Chewy, Inc. (NYSE: CHWY) announced its Q3 2024 financial results, revealing a net sales increase of 4.8% year-over-year to $2.88 billion. CEO Sumit Singh highlighted that the results exceeded expectations, supported by a sequential rise in active customers, a gross margin expansion of 80 basis points, and an adjusted EBITDA margin of 4.8%.

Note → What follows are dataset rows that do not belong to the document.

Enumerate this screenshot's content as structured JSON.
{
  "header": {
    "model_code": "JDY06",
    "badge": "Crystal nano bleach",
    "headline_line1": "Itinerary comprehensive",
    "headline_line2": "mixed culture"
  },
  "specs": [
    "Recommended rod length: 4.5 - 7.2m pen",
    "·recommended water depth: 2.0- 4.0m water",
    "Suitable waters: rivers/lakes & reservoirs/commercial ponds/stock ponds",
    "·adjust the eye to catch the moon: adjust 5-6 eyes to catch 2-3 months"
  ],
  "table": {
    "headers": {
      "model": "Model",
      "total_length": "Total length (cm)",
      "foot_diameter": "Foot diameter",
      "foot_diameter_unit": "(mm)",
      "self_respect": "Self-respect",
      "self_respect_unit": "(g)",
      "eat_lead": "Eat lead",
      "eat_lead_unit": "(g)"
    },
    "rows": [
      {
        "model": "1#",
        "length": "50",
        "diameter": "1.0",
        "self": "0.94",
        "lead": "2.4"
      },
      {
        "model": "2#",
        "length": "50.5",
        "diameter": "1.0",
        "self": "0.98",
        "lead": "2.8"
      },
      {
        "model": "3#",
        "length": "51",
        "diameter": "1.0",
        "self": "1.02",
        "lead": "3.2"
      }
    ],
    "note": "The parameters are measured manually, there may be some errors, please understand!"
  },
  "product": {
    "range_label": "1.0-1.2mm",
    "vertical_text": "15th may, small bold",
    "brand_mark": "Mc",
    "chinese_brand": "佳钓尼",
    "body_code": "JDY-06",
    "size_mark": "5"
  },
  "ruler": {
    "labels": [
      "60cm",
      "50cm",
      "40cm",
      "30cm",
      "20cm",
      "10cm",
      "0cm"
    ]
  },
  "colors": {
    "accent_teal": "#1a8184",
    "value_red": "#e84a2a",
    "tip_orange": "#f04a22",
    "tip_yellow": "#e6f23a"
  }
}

A standout metric was Chewy’s autoship subscription revenue, which grew 8.7% year-over-year to $2.3 billion, now comprising 80% of the company’s total net sales. The autoship program, which automates recurring deliveries of pet supplies, has been central to Chewy’s strategy for increasing customer retention and lifetime value.
Key financial metrics include:
- Net income of $3.9 million, reversing a $35.4 million loss in Q3 2023.
- Adjusted EBITDA of $138.2 million, up 67.4% year-over-year.
- Net margin improvement of 140 basis points to 0.1%.
Chewy’s ability to maintain growth despite a challenging macroeconomic environment reflects the durability of its subscription-driven business model.
INSIDER TAKE
Chewy’s performance underscores the advantages of a robust subscription model in the e-commerce space. The autoship program’s 8.7% growth demonstrates its power to generate predictable revenue and improve customer retention. As subscriptions now represent 80% of net sales, they provide a stable financial backbone for the company, insulating it from fluctuations in one-time purchase behavior.
While the modest profitability improvement signals progress, rising operational costs and competitive pressures remain areas to watch. For subscription businesses, Chewy’s strategy highlights the importance of driving adoption through convenience features and loyalty programs.
Looking ahead, Chewy must continue refining its subscription offerings to sustain growth, particularly as customer acquisition plateaus. Expanding value-added services like veterinary care and pharmacy could further solidify its position as a subscription leader in the pet care industry.